Authenticated Origin Pulls (mTLS)
Authenticated Origin Pulls (AOP) helps ensure requests to your origin server come from the Cloudflare network, which provides an additional layer of security on top of Full or Full (strict) encryption modes.
Without AOP, anyone who discovers your origin server's IP address can send requests directly, bypassing Cloudflare and all its protections. When you combine AOP with the Cloudflare Web Application Firewall (WAF), your origin only accepts requests that have passed through Cloudflare, which means every request is evaluated by the WAF before reaching your server.

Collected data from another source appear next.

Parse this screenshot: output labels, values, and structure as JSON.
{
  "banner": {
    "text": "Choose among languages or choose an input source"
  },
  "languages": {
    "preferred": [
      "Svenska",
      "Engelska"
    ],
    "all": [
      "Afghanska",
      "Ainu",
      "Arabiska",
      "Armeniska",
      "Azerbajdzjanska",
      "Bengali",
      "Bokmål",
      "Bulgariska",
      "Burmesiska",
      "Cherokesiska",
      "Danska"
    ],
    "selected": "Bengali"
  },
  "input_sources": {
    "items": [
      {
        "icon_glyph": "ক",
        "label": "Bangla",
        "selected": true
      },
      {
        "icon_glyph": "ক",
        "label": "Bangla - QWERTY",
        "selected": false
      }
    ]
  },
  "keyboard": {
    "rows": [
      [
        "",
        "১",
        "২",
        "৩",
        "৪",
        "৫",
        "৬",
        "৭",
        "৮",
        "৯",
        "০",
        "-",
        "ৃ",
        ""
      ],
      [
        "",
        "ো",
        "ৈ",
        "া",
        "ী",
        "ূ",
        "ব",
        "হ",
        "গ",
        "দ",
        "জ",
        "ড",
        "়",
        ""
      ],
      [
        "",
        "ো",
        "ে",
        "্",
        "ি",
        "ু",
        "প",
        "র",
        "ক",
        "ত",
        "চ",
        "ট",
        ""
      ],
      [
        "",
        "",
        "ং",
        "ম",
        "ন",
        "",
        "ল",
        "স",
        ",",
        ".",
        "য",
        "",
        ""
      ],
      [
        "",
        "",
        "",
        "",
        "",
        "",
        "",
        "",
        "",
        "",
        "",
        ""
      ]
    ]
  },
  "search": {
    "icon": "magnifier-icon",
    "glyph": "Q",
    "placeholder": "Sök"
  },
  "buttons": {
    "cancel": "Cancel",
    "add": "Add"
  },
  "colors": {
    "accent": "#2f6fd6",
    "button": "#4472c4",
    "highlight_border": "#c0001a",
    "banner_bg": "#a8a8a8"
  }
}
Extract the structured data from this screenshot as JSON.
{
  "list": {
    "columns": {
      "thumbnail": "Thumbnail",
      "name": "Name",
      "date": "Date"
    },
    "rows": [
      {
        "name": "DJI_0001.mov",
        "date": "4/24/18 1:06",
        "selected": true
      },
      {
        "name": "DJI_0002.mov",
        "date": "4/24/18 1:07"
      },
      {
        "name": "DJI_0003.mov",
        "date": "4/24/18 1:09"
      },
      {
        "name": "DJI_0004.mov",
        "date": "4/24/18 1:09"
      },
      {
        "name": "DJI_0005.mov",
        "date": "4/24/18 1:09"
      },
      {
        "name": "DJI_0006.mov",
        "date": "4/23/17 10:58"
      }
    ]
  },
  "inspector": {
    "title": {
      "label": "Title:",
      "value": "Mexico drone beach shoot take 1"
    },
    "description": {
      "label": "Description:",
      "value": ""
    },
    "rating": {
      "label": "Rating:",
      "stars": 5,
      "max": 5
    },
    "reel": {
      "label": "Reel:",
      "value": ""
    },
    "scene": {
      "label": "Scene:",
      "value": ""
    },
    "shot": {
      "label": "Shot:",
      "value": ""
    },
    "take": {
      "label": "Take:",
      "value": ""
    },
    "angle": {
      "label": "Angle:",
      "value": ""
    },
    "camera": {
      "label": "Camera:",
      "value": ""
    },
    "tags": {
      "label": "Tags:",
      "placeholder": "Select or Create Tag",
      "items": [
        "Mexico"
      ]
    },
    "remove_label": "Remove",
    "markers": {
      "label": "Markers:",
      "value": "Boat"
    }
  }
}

| Free | Pro | Business | Enterprise | |
|---|---|---|---|---|
Availability | Yes | Yes | Yes | Yes |
AOP has three independent configuration levels. Each uses its own certificate and enablement setting, and each requires configuration on your origin server. Refer to the specific setup guides for details.
-
Global: Uses a Cloudflare-provided certificate that is shared across all Cloudflare accounts. Applies to all proxied traffic on the zone. This is the simplest setup but only guarantees that a request is coming from the Cloudflare network.
-
Zone-level: Uses a certificate that you upload. Applies to all proxied traffic on the zone. Provides stricter security because the certificate is exclusive to your account. Zone-level certificates take precedence over global certificates.
-
Per-hostname: Uses a certificate that you upload, applied to specific hostnames. Per-hostname certificates take precedence over zone-level and global certificates for the specified hostname.
Global AOP uses a Cloudflare-provided certificate shared across all accounts, so it only proves a request came from the Cloudflare network — not from your account specifically. If you need to guarantee requests come from your account, set up zone-level or per-hostname AOP with your own certificate.
Using your own certificate is also required for FIPS ↗ compliance. For broader origin protection guidance, refer to Protect your origin server.